Asako took him literally and asked: “Have you had experience folding envelopes, Etsuko?”
Etsuko found nothing appealing in the cloying class prejudice these people seemed to derive from their pitiful, niggling, country respectability. As one who had the blood of a famous general of the civil wars, Etsuko could not pardon their upstart pride. She struck out against it with a deliberately combative reply: “As a matter of fact, I have.”
Kensuke and Chieko exchanged looks. That night the subject of their intense bedtime conversation was the ancestry that permitted Etsuko such coolness.

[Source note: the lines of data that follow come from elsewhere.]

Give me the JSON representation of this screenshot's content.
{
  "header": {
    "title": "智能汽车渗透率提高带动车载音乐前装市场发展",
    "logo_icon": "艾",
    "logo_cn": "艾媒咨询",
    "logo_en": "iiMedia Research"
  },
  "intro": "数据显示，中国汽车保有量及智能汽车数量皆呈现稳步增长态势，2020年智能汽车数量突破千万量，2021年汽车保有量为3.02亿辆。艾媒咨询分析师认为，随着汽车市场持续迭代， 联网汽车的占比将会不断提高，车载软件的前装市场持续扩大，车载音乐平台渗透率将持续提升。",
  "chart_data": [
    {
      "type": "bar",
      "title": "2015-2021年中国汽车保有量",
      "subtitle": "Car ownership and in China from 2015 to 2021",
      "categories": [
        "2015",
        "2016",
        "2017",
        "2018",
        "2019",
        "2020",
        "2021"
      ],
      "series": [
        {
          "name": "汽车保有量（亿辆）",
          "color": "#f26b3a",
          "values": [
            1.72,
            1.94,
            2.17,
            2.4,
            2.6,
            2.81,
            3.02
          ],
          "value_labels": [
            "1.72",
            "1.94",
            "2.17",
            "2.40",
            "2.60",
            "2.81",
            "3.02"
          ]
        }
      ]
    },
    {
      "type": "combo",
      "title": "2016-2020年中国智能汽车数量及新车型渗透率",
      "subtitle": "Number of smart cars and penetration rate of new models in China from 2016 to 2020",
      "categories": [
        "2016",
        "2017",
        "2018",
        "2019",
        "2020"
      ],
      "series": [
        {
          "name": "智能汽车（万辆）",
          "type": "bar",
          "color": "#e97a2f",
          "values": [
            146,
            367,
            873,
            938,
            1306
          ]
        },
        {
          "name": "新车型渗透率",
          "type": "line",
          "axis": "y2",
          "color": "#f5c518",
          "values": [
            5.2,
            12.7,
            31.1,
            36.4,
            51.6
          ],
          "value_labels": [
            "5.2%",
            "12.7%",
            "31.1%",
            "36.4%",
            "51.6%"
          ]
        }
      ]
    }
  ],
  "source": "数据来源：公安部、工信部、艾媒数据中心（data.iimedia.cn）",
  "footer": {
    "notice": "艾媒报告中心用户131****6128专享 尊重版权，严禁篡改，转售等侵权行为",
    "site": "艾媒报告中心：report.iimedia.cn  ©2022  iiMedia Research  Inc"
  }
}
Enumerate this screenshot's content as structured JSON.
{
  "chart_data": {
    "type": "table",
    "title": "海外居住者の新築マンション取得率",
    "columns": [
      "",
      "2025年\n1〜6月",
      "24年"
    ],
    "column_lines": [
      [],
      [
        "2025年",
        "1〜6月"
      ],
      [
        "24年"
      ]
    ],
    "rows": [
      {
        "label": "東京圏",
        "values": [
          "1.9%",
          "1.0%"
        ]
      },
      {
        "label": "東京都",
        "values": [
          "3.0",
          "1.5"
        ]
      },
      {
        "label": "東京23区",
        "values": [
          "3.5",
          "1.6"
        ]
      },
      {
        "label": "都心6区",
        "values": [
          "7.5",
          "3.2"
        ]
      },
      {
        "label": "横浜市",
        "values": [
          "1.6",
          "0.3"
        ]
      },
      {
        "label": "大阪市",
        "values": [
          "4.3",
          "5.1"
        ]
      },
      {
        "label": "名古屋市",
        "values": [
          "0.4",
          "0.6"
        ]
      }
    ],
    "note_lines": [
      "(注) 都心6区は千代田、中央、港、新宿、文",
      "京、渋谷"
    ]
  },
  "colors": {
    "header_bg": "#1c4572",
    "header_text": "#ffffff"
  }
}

At that time Etsuko paid no attention worthy of the word to Saburo’s existence. Later she could not remember clearly what he looked like. That was natural enough, since Saburo said not a word, smiled only occasionally at the prattle of his employer’s family, and clumsily applied his fingertips to the task of pasting up the paper bags. Over his usual patched shirt, he wore one of Yakichi’s old, overly-roomy suit coats, and sat respectfully in his brand-new khaki-colored trousers, head bent down in the dim light.
Up until eight or nine years earlier, the Sugimoto family had used Blanchard lamps. Those who remembered back that far said the rooms had been brighter then. Since the electricity had been installed, unfortunately, they had to light hundred-watt bulbs with a piddling forty watts of power. The radio was audible only at night and, under certain weather conditions, not even then.
Yet it wasn’t true that she did not pay any attention to him. As she folded her bags, Etsuko at times noticed how clumsy Saburo’s fingers were. Those stubby, ruggedly honest fingertips irritated her. She looked to the side and saw Chieko helping her husband fold his quota. The vague notion came to her that she might do the same for Saburo. She perceived, however, that Miyo, sitting over beside Saburo, quietly helped him when her assigned lot was complete. This relieved her.